There are at least three major types of propaganda in modern society.
- War propaganda (also termed psychological warfare, public diplomacy, psychological operations) consists of communicative campaigns designed to serve as auxiliaries in warfare. The typical techniques here are deception, defection, and other devices that help to weaken the adversary's power and to strengthen one's own forces. Propaganda is directed against enemy civilians and troops and to the home front in an attempt to fortify the morale. War propaganda is usually performed by the military; its deployment is limited to the time of crisis. War propaganda is applied in democracies as well as in authoritarian systems.
- “Sociological” propaganda in totalitarian regimes. Totalitarian regimes of the 20th century have intensively sought to create “a new mankind” by using propaganda and permanent persuasion. The population of National Socialist Germany or the Soviet Union, for instance, was exposed to constant propaganda. Every aspect of society was penetrated by persuasive communication to ensure the dominance of the ruling ideology and to make people act according to the wants and needs of the regime. The French sociologist Jacques Ellul termed this type of all-pervasive persuasion “sociological propaganda.”
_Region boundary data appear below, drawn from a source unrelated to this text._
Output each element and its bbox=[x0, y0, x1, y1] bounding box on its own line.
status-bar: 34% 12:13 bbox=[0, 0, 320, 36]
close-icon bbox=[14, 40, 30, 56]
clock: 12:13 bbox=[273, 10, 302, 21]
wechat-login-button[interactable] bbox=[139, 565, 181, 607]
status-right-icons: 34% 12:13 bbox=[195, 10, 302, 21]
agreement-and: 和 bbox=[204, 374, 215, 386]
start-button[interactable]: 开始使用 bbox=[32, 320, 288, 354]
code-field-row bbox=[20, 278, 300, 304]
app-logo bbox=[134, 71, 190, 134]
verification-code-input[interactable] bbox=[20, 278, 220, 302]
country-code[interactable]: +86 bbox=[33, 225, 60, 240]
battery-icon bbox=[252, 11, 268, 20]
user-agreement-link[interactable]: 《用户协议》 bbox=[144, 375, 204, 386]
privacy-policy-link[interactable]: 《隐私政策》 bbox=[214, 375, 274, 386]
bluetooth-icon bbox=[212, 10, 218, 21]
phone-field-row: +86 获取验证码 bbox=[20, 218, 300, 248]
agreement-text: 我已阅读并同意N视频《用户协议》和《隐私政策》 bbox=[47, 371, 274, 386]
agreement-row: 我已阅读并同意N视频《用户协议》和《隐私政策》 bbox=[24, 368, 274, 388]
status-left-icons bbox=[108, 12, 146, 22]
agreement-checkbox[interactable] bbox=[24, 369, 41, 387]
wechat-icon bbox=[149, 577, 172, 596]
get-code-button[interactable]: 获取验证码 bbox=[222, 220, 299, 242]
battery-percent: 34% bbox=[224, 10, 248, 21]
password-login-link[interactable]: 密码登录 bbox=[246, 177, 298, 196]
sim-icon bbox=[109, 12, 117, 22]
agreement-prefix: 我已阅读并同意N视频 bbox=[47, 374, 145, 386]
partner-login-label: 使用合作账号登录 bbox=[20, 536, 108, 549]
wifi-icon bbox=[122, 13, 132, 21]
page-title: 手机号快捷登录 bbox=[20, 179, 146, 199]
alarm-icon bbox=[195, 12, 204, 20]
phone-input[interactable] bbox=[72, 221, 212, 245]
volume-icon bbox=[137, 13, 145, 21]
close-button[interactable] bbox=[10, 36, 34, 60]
- Political propaganda in democracies. Some scholars define ongoing political contests in democracies, especially during election campaigns, as propaganda. When the term propaganda is used in this context, it reflects a close relationship to political communication, public relations, and campaigning and implies a rather weak impact on the audience. Competing parties openly admit that they try to persuade the electorate, and the media can comment freely on the various positions. Propaganda competes as one position among many on the market of opinions.
Origins of Propaganda
The Latin word propagare means “to spread out, to enlarge.” It has been used since the Middle Ages to characterize the missionary work of the Roman Catholic Church. The Spanish Carmelite Thomas A. Jesu published in 1613 a book titled De erigenda Congregatione pro fide propaganda, in which he made detailed suggestions for the improvement of missionary work. In 1622, Pope Gregory XV founded the Sacra Congregatio de propaganda fide (“holy congregation”), a secret board responsible for the missionary work of the Catholic Church. During the Enlightenment, many intellectuals identified this agency, which still exists today, as the center of the anti-Enlightenment. They considered propaganda to be a secret and dangerous technique for deluding the people and making them act against their will and their interests. Over time the word became a collective expression for all kinds of persuasive communication techniques directed at public opinion and was conceptualized as a specific means of political action that could be employed wherever political ideas were at stake.